O discurso de distanciamento frente aos partidos também aparece quando os entrevistados discutem o que é fazer política: membros de oito coletivos entrevistados rechaçam a afirmação de que fazem política. Por exemplo, quando questionado sobre a prática política dos coletivos, um dos entrevistados respondeu: “não, a gente não mexe com política”.

A associação negativa que jovens fazem com o termo política já foi apontada por Baquero, Baquero e Morais (2016), no contexto de uma pesquisa com jovens de Porto Alegre/RS e Curitiba/PR. Conforme a pesquisa, os jovens associam a política com expressões como corrupção, ladroagem e oportunismo, enquanto os políticos são associados aos termos alienação, corrupção, falsidade e inutilidade.

A política é rechaçada porque os jovens a associam com política partidária. Citando outro exemplo, ao ser questionado sobre o paradoxo de fazer política, mas sem política, um entrevistado respondeu que: “a gente fala de política, sim. Mas quando a gente está falando de uma política partidária e de ter um partido, não!”. Percebe-se nesse trecho as associações de política com política partidária; dessa forma, ao rechaçar a política, os jovens estariam se distanciando da política via partidos em instituições parlamentares — essas sim, fontes de descrença. Mas isso não significa imobilismo, afinal, conforme um entrevistado: “A gente não está querendo nenhum dos partidos que estão aí, mas estamos lutando”.
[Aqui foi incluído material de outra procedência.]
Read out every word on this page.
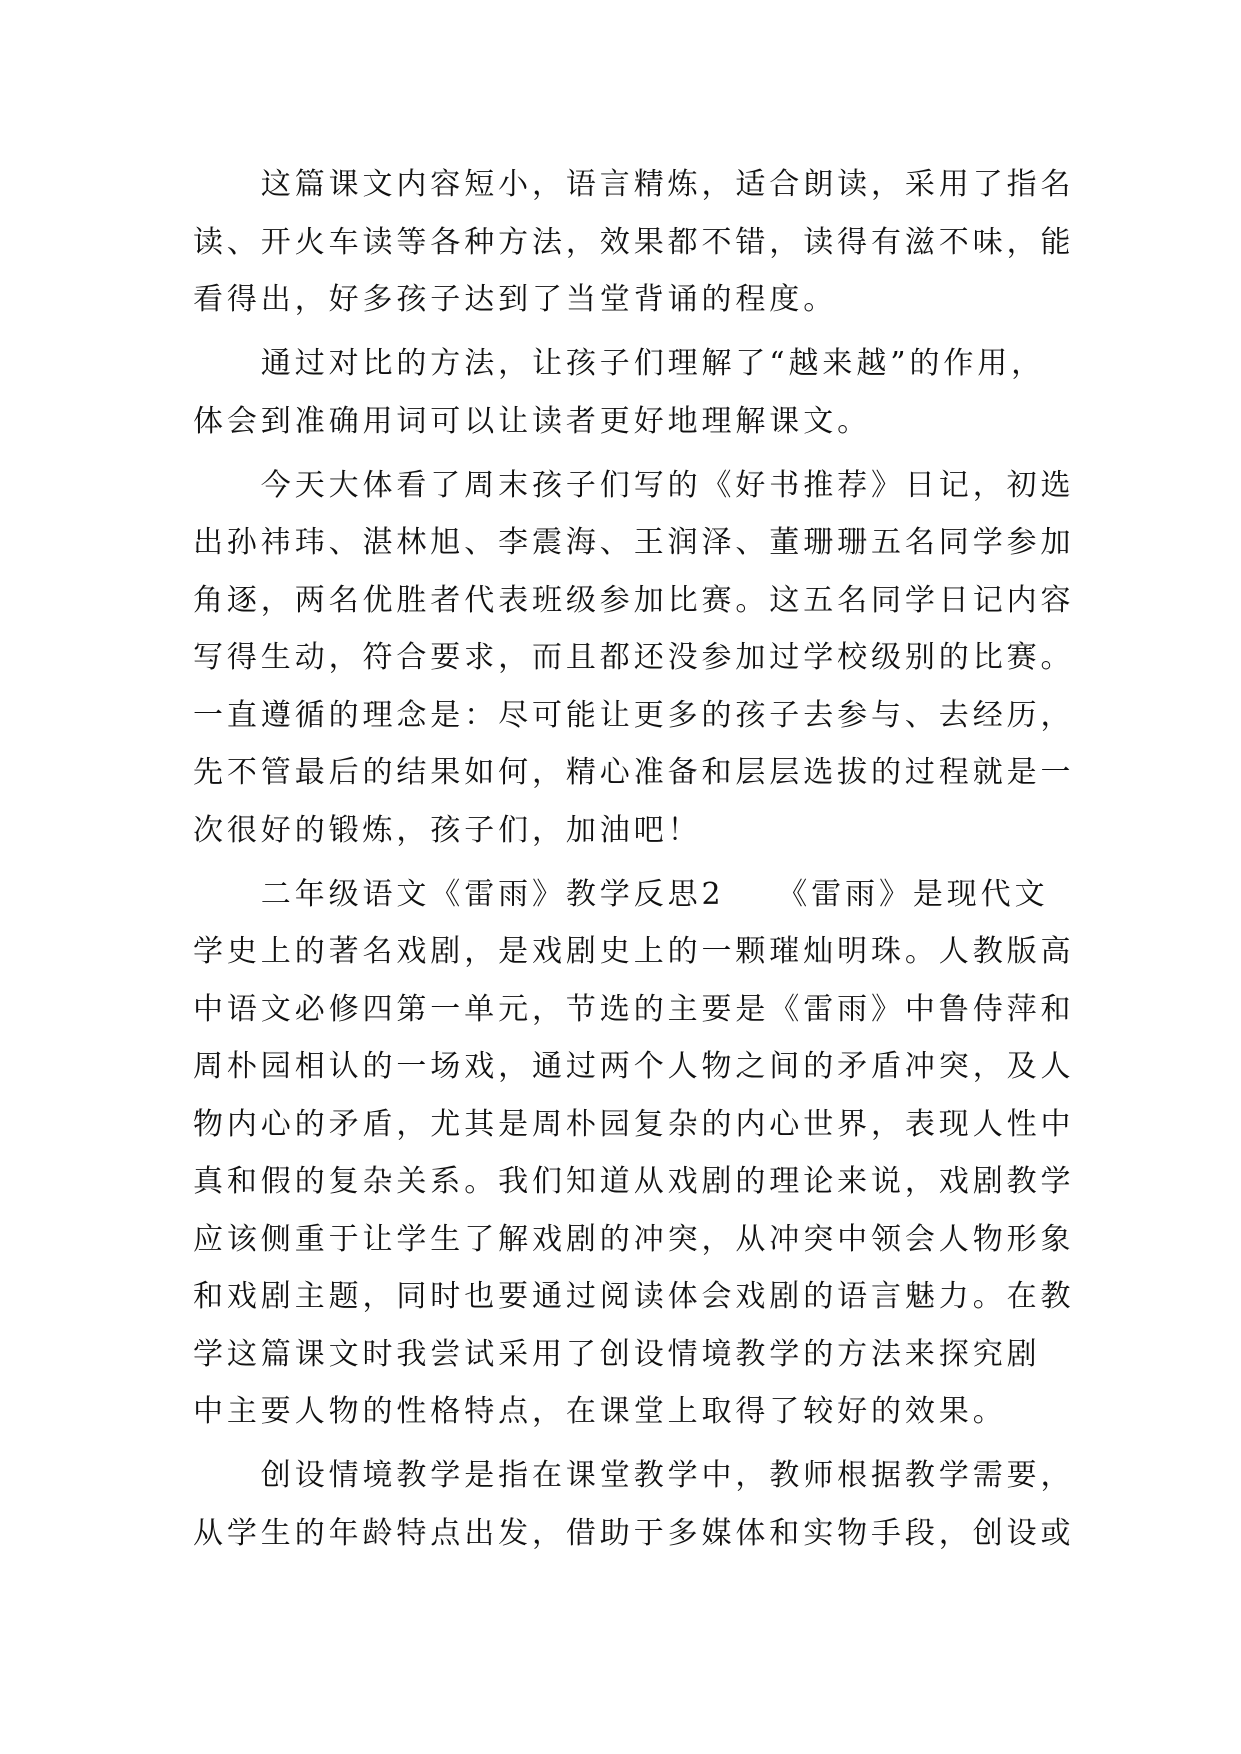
这篇课文内容短小，语言精炼，适合朗读，采用了指名
读、开火车读等各种方法，效果都不错，读得有滋不味，能
看得出，好多孩子达到了当堂背诵的程度。
通过对比的方法，让孩子们理解了“越来越”的作用，
体会到准确用词可以让读者更好地理解课文。
今天大体看了周末孩子们写的《好书推荐》日记，初选
出孙祎玮、湛林旭、李震海、王润泽、董珊珊五名同学参加
角逐，两名优胜者代表班级参加比赛。这五名同学日记内容
写得生动，符合要求，而且都还没参加过学校级别的比赛。
一直遵循的理念是：尽可能让更多的孩子去参与、去经历，
先不管最后的结果如何，精心准备和层层选拔的过程就是一
次很好的锻炼，孩子们，加油吧！
二年级语文《雷雨》教学反思2　　《雷雨》是现代文
学史上的著名戏剧，是戏剧史上的一颗璀灿明珠。人教版高
中语文必修四第一单元，节选的主要是《雷雨》中鲁侍萍和
周朴园相认的一场戏，通过两个人物之间的矛盾冲突，及人
物内心的矛盾，尤其是周朴园复杂的内心世界，表现人性中
真和假的复杂关系。我们知道从戏剧的理论来说，戏剧教学
应该侧重于让学生了解戏剧的冲突，从冲突中领会人物形象
和戏剧主题，同时也要通过阅读体会戏剧的语言魅力。在教
学这篇课文时我尝试采用了创设情境教学的方法来探究剧
中主要人物的性格特点，在课堂上取得了较好的效果。
创设情境教学是指在课堂教学中，教师根据教学需要，
从学生的年龄特点出发，借助于多媒体和实物手段，创设或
O distanciamento dos partidos garantiria inclusive mais horizontalidade nas decisões, já que a orientação partidária estabeleceria uma hierarquia entre membros e suas posições, conforme afirmou parte dos entrevistados. Nesse sentido, o coletivo só seria livre e igualitário se decidisse de modo independente com relação às determinações partidárias. A mesma razão justifica a recusa ao estabelecimento de lideranças declaradas, mesmo que se saiba quem são elas: assumir a liderança significa ir contra o caráter igualitário dos coletivos.
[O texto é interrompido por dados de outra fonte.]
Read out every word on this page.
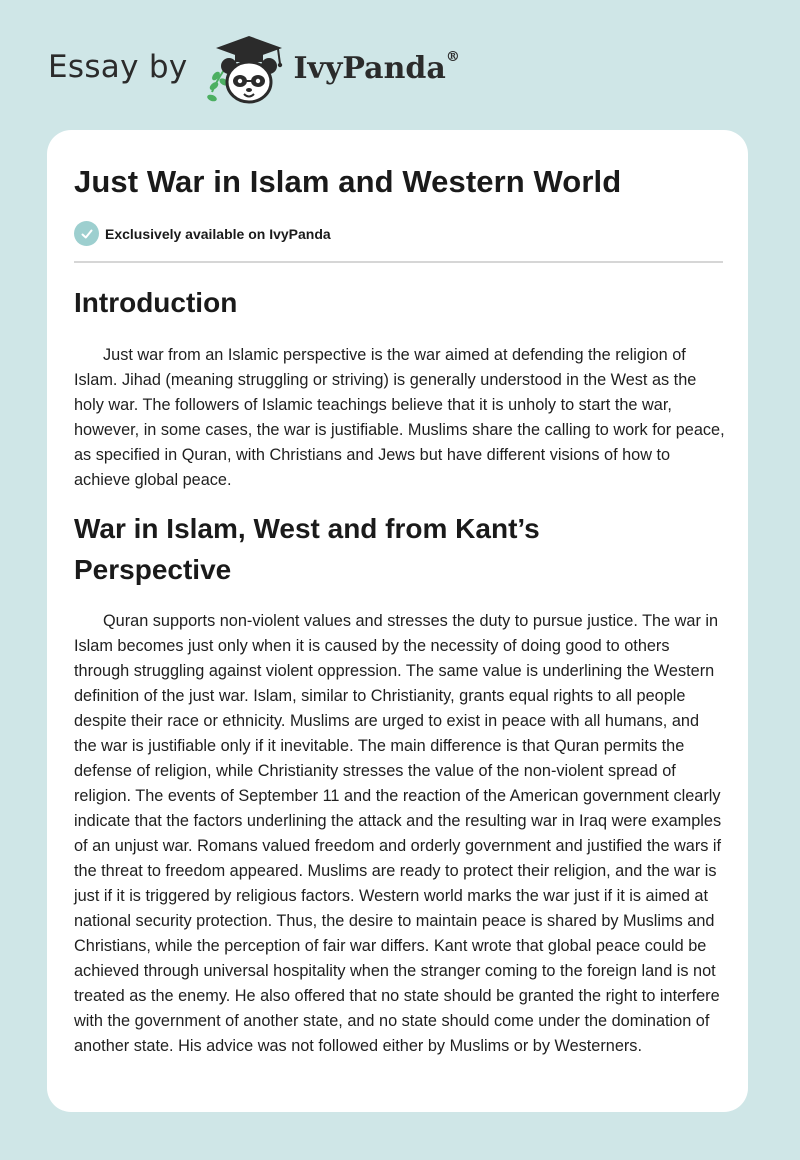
Essay by	IvyPanda®
Just War in Islam and Western World
Exclusively available on IvyPanda
Introduction

Just war from an Islamic perspective is the war aimed at defending the religion of Islam. Jihad (meaning struggling or striving) is generally understood in the West as the holy war. The followers of Islamic teachings believe that it is unholy to start the war, however, in some cases, the war is justifiable. Muslims share the calling to work for peace, as specified in Quran, with Christians and Jews but have different visions of how to achieve global peace.

War in Islam, West and from Kant’s Perspective

Quran supports non-violent values and stresses the duty to pursue justice. The war in Islam becomes just only when it is caused by the necessity of doing good to others through struggling against violent oppression. The same value is underlining the Western definition of the just war. Islam, similar to Christianity, grants equal rights to all people despite their race or ethnicity. Muslims are urged to exist in peace with all humans, and the war is justifiable only if it inevitable. The main difference is that Quran permits the defense of religion, while Christianity stresses the value of the non-violent spread of religion. The events of September 11 and the reaction of the American government clearly indicate that the factors underlining the attack and the resulting war in Iraq were examples of an unjust war. Romans valued freedom and orderly government and justified the wars if the threat to freedom appeared. Muslims are ready to protect their religion, and the war is just if it is triggered by religious factors. Western world marks the war just if it is aimed at national security protection. Thus, the desire to maintain peace is shared by Muslims and Christians, while the perception of fair war differs. Kant wrote that global peace could be achieved through universal hospitality when the stranger coming to the foreign land is not treated as the enemy. He also offered that no state should be granted the right to interfere with the government of another state, and no state should come under the domination of another state. His advice was not followed either by Muslims or by Westerners.
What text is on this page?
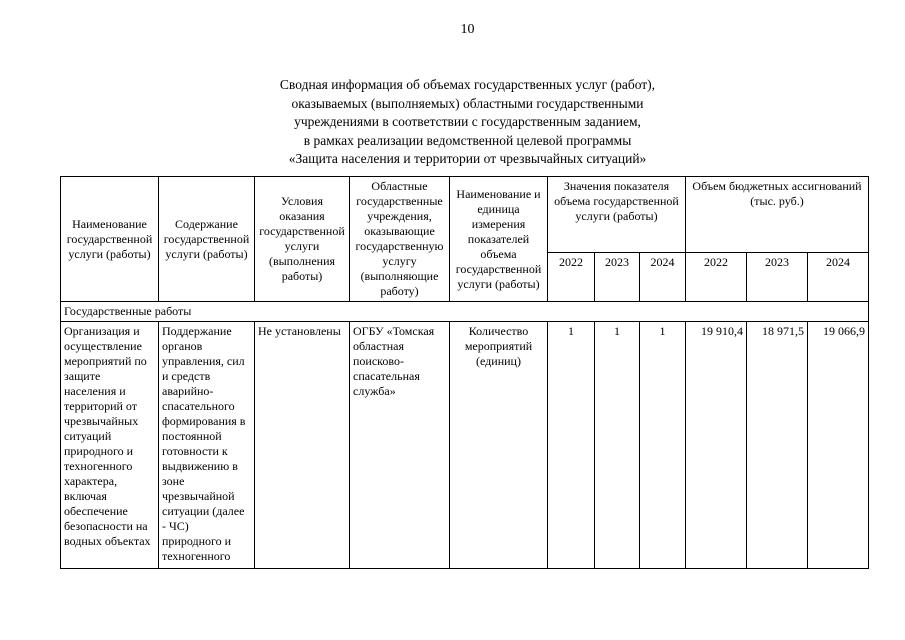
10
Сводная информация об объемах государственных услуг (работ),
оказываемых (выполняемых) областными государственными
учреждениями в соответствии с государственным заданием,
в рамках реализации ведомственной целевой программы
«Защита населения и территории от чрезвычайных ситуаций»
Наименование государственной услуги (работы)	Содержание государственной услуги (работы)	Условия оказания государственной услуги (выполнения работы)	Областные государственные учреждения, оказывающие государственную услугу (выполняющие работу)	Наименование и единица измерения показателей объема государственной услуги (работы)	Значения показателя объема государственной услуги (работы)			Объем бюджетных ассигнований (тыс. руб.)		
					2022	2023	2024	2022	2023	2024
Государственные работы										
Организация и осуществление мероприятий по защите населения и территорий от чрезвычайных ситуаций природного и техногенного характера, включая обеспечение безопасности на водных объектах	Поддержание органов управления, сил и средств аварийно-спасательного формирования в постоянной готовности к выдвижению в зоне чрезвычайной ситуации (далее - ЧС) природного и техногенного	Не установлены	ОГБУ «Томская областная поисково-спасательная служба»	Количество мероприятий (единиц)	1	1	1	19 910,4	18 971,5	19 066,9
Um dos entrevistados pontua a necessidade de atuação política de forma direta, nos seguintes termos: “existe uma outra forma de a gente construir uma forma plural, independente, sem depender de partido, sem depender dessa galera. Existe um outro caminho, um terceiro caminho. Mesmo que não seja uma forma eleitoral, é mais direta mesmo”. Assim como já apontado por outro estudo ( VOMMARO, 2015 ), os coletivos demandam democracia direta ao recusarem intermediários, hierarquias e líderes na prática política.

Ao fazer tais defesas, os discursos dos coletivos remetem a debates teóricos sobre como a democracia deve incluir os cidadãos nas decisões públicas. O debate sobre a inclusão da população diretamente nas decisões públicas remonta à democracia direta grega, regime em que os cidadãos se reuniam em assembleias para discutirem e decidirem as questões concernentes à polis , ainda que nem todos fossem considerados cidadãos (estavam excluídos dessa categoria mulheres, estrangeiros e escravos). Jean Jacques Rousseau com sua obra clássica O contrato social ([1762] 2014) é uma fonte de inspiração para diversas teorias que defendem que o próprio povo deve sancionar as leis às quais vai se submeter, sem a necessidade de representação (cf. PATEMAN, 1992 ).

Além da possibilidade de maior inclusão da população nas decisões públicas, existe no discurso dos coletivos uma preocupação com o processo de tomada de decisão — tema de reflexão da democracia deliberativa. Conforme o conceito de democracia deliberativa, que tem em Habermas seu principal autor, não basta que as decisões públicas sejam tomadas por representantes eleitos, tampouco que os cidadãos sejam incluídos apenas por meio de mais votação: imprescindível também é que os cidadãos possam influir sobre a forma como as decisões são construídas. Para essa vertente teórica, as decisões devem ser construídas após um amplo processo de discussões do qual todos possam participar com igualdade de condições. As opiniões devem ser além disso justificadas para que se chegue a um entendimento geral. Ademais, o processo de reformulação das decisões deve ser contínuo ( GUTMANN; THOMPSON, 2007 ).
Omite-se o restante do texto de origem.